The Opioid Crisis Response Act of 2018 will:

  • Reauthorize and improve grants to states and Indian Tribes for prevention, response, and treatment of the opioid crisis, authorized in 21st Century Cures, for three more years.
  • Spur development and research on of non-addictive painkillers, and other strategies to prevent, treat, and manage pain and substance use disorders through additional flexibility for the NIH.
  • Clarify FDA’s regulatory pathways for medical product manufacturers through guidance for new non-addictive pain and addiction products.
  • Encourage responsible prescribing behavior by clarifying FDA authority to require packaging and disposal options for certain drugs, such as opioids to allow a set treatment duration—for example “blister packs,” for patients who may only need a 3 or 7 day supply of opioids—and give patients safe disposal options.
  • Improve detection and seizure of illegal drugs, such as fentanyl, through stronger FDA and Customer Border Protection coordination.
  • Clarify FDA’s post-market authorities for drugs, such as opioids, which may have reduced efficacy over time, by modifying the definition of an adverse drug experience to include such situations.
  • Provide support for states to improve their Prescription Drug Monitoring Programs (PDMPs) and encourage data sharing between states so doctors and pharmacies can know if patients have a history of substance misuse.

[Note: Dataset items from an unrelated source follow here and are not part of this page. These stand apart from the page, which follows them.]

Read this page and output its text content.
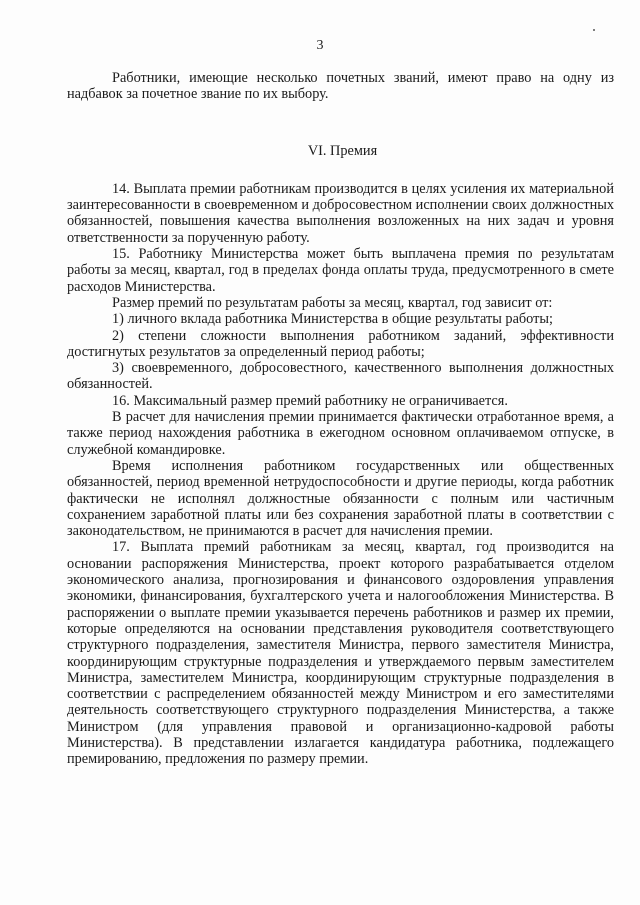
3

Работники, имеющие несколько почетных званий, имеют право на одну из надбавок за почетное звание по их выбору.

VI. Премия

14. Выплата премии работникам производится в целях усиления их материальной заинтересованности в своевременном и добросовестном исполнении своих должностных обязанностей, повышения качества выполнения возложенных на них задач и уровня ответственности за порученную работу.

15. Работнику Министерства может быть выплачена премия по результатам работы за месяц, квартал, год в пределах фонда оплаты труда, предусмотренного в смете расходов Министерства.

Размер премий по результатам работы за месяц, квартал, год зависит от:

1) личного вклада работника Министерства в общие результаты работы;

2) степени сложности выполнения работником заданий, эффективности достигнутых результатов за определенный период работы;

3) своевременного, добросовестного, качественного выполнения должностных обязанностей.

16. Максимальный размер премий работнику не ограничивается.

В расчет для начисления премии принимается фактически отработанное время, а также период нахождения работника в ежегодном основном оплачиваемом отпуске, в служебной командировке.

Время исполнения работником государственных или общественных обязанностей, период временной нетрудоспособности и другие периоды, когда работник фактически не исполнял должностные обязанности с полным или частичным сохранением заработной платы или без сохранения заработной платы в соответствии с законодательством, не принимаются в расчет для начисления премии.

17. Выплата премий работникам за месяц, квартал, год производится на основании распоряжения Министерства, проект которого разрабатывается отделом экономического анализа, прогнозирования и финансового оздоровления управления экономики, финансирования, бухгалтерского учета и налогообложения Министерства. В распоряжении о выплате премии указывается перечень работников и размер их премии, которые определяются на основании представления руководителя соответствующего структурного подразделения, заместителя Министра, первого заместителя Министра, координирующим структурные подразделения и утверждаемого первым заместителем Министра, заместителем Министра, координирующим структурные подразделения в соответствии с распределением обязанностей между Министром и его заместителями деятельность соответствующего структурного подразделения Министерства, а также Министром (для управления правовой и организационно-кадровой работы Министерства). В представлении излагается кандидатура работника, подлежащего премированию, предложения по размеру премии.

  • Strengthen the health care workforce to increase access to mental health services in schools and community-based settings and to substance use disorder services in underserved areas.  
  • Authorize CDC’s work to combat the opioid crisis, including providing grants for states, localities, and tribes to collect data and implement key prevention strategies. 
  • Address the effects of the opioids crisis on infants, children, and families, including by helping states improve plans of safe care for infants born with neonatal abstinence syndrome and helping to address child and youth trauma. 
  • Authorize the Department of Labor to address the economic and workforce impacts for communities affected by the opioid crisis, through grants targeted at workforce shortages for the substance use and mental health treatment workforce, and to align job training and treatment services.
  • Improves treatment access to patients by requiring the Drug Enforcement Administration to issue regulations on how qualified providers can prescribe controlled substances in limited circumstances via telemedicine.  
  • Allow hospice programs to safely and properly dispose of unneeded controlled substances to help reduce the risk of diversion and misuse.